WGLH
- Hawkinsville, Georgia; United States;
- Frequency: 103.9 MHz

Programming
- Format: Contemporary Christian (K-Love)
- Network: K-Love

Ownership
- Owner: Educational Media Foundation

History
- First air date: 1968 (as WCEH-FM)
- Former call signs: WCEH-FM (1968–1993) WQSY (1993–2004) WRPG (2004–2008) WQXZ (2008–2020)

Technical information
- Licensing authority: FCC
- Facility ID: 67693
- Class: C3
- ERP: 10,500 watts
- HAAT: 151 meters

Links
- Public license information: Public file; LMS;

= WGLH =

WGLH (103.9 FM) is a Christian radio station licensed to Hawkinsville, Georgia, broadcasting at 103.9 MHz.

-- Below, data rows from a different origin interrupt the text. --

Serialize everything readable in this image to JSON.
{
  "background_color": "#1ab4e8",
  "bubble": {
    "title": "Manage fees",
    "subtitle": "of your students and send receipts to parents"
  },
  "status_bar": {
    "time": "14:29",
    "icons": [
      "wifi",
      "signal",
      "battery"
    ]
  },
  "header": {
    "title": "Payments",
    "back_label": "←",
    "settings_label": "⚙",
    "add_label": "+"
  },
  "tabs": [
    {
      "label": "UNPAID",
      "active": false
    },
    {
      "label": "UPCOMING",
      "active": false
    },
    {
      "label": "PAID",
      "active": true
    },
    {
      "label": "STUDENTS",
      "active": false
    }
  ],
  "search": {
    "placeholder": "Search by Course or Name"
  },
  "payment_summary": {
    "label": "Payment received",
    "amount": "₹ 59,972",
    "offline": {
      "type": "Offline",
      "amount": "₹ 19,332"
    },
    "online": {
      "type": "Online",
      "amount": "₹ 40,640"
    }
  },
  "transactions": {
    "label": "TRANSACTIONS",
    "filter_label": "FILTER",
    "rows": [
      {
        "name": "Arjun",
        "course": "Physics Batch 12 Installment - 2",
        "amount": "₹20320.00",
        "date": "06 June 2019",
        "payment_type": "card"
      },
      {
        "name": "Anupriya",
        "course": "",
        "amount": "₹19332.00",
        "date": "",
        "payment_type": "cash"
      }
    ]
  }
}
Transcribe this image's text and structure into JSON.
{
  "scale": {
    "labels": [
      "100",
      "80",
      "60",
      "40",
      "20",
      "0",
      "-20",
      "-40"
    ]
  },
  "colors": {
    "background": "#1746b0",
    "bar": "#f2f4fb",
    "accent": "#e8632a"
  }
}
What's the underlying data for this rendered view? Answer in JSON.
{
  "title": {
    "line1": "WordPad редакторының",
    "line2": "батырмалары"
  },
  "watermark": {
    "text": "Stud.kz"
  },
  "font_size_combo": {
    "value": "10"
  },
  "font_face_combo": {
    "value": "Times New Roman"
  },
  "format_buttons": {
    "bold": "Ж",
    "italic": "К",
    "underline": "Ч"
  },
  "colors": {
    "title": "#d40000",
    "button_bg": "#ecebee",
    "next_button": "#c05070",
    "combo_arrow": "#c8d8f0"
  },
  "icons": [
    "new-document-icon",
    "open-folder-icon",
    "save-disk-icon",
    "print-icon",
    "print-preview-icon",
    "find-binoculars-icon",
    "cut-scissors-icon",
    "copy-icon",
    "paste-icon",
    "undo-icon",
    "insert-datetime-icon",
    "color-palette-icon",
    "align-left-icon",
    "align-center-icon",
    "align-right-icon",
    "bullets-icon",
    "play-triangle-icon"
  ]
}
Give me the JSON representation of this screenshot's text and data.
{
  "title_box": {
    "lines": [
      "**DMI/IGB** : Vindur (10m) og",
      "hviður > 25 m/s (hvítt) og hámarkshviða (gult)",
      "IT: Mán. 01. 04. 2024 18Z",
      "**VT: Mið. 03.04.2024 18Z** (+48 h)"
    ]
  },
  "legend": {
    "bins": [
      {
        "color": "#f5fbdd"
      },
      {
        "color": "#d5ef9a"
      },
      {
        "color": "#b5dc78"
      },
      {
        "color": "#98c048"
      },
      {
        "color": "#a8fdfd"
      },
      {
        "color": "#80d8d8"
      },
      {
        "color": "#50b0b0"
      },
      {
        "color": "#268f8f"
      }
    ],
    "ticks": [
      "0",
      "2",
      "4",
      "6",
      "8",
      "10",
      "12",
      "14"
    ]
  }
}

The station previously went by the call letters WCEH-FM, WQSY, WRPG and WQXZ.

In March 2017, WQXZ was sold to Educational Media Foundation (EMF) by Georgia Eagle Media for $150,000. The station was turned off for the format change on May 5 at 6 PM.

A few days later, the station returned to air broadcasting the contemporary Christian (K-Love) format. The purchase by EMF was consummated on May 10, 2017.